On Tuesday, August 5, 2003, at 05:31 PM, Duncan Frissell wrote:
On Tue, 5 Aug 2003, Eric Cordian wrote:
An anarchist has been sentenced to a year in jail for having links to explosives information on his Web site. AmeriKKKa is further fucking the First Amendment by restricting whom he may associate with in the future, and what views he may espouse.
You can't protect people from cowardice. Jim Bell plead the first time. Michael Milkin plead. Bill Gates plead. Various Arabs plead recently. If you plead you can't be acquitted unless you can convince a judge to let you withdraw your plea tough. Courage.
Prosecutors and cops are allowed to lie to you about their intent. Know the law.

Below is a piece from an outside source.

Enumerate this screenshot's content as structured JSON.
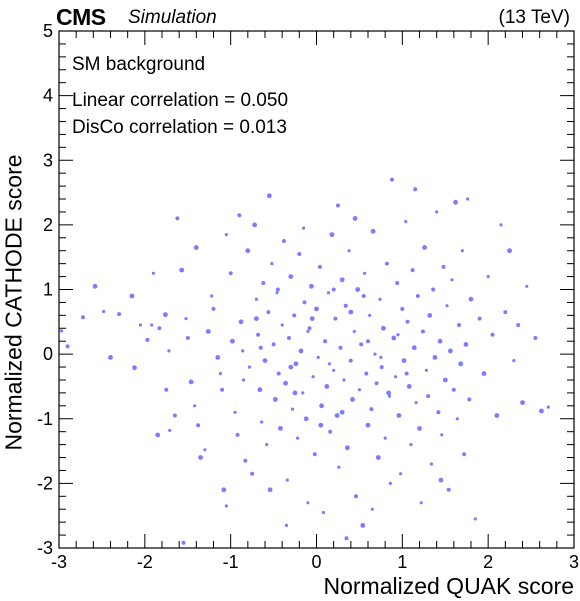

http://technoptimist.blogspot.com/ 2003_08_03_technoptimist_archive.html#106012921668886203
Sadly, pleading is often the only viable choice. When the cops are liars, when the judges are ignoring the Constitution, when the appeals courts are too busy to hear appeals for many years (unless the appeal is an emergency appeal to halt the recall of Gray Davis, that is), and when sentencing guidelines are fully out of whack with economics and even with that nebulous concept of "justice," pleading is often the best of a bad deal. This is all possible because the plea bargaining system has gotten out of control. The accused face a plea deal of M months and N dollars if they plead, or 10M months and 20N dollars if they go to trial and lose, which is pretty likely when cops lie, when judges ignore the Constitution, and when juries are made up of people who are uncontroversial enough so as to have no opinions to disqualify them. (I was last picked for a jury 30 years ago this summer, back when I registered as a Republican. In the 30 years since, when I have been registered as a Libertarian, I have never been selected for a jury. Meanwhile, some of my know-nothing neighbors tell me about serving every few years on juries.) In a couple of criminal cases I have first-hand knowledge of, the plea deals were made so persuasive and the sentencing guidelines so harsh (had it gone to trial and the accused found guilty) that to not plea would have been irresponsible. You may not like this, and you may have cheered on the fights by the noble fighters who decided not to plea, but the system is stacked in favor of pleas. This is our injustice system. --Tim May, Corralitos, California Quote of the Month: "It is said that there are no atheists in foxholes; perhaps there are no true libertarians in times of terrorist attacks." --Cathy Young, "Reason Magazine," both enemies of liberty.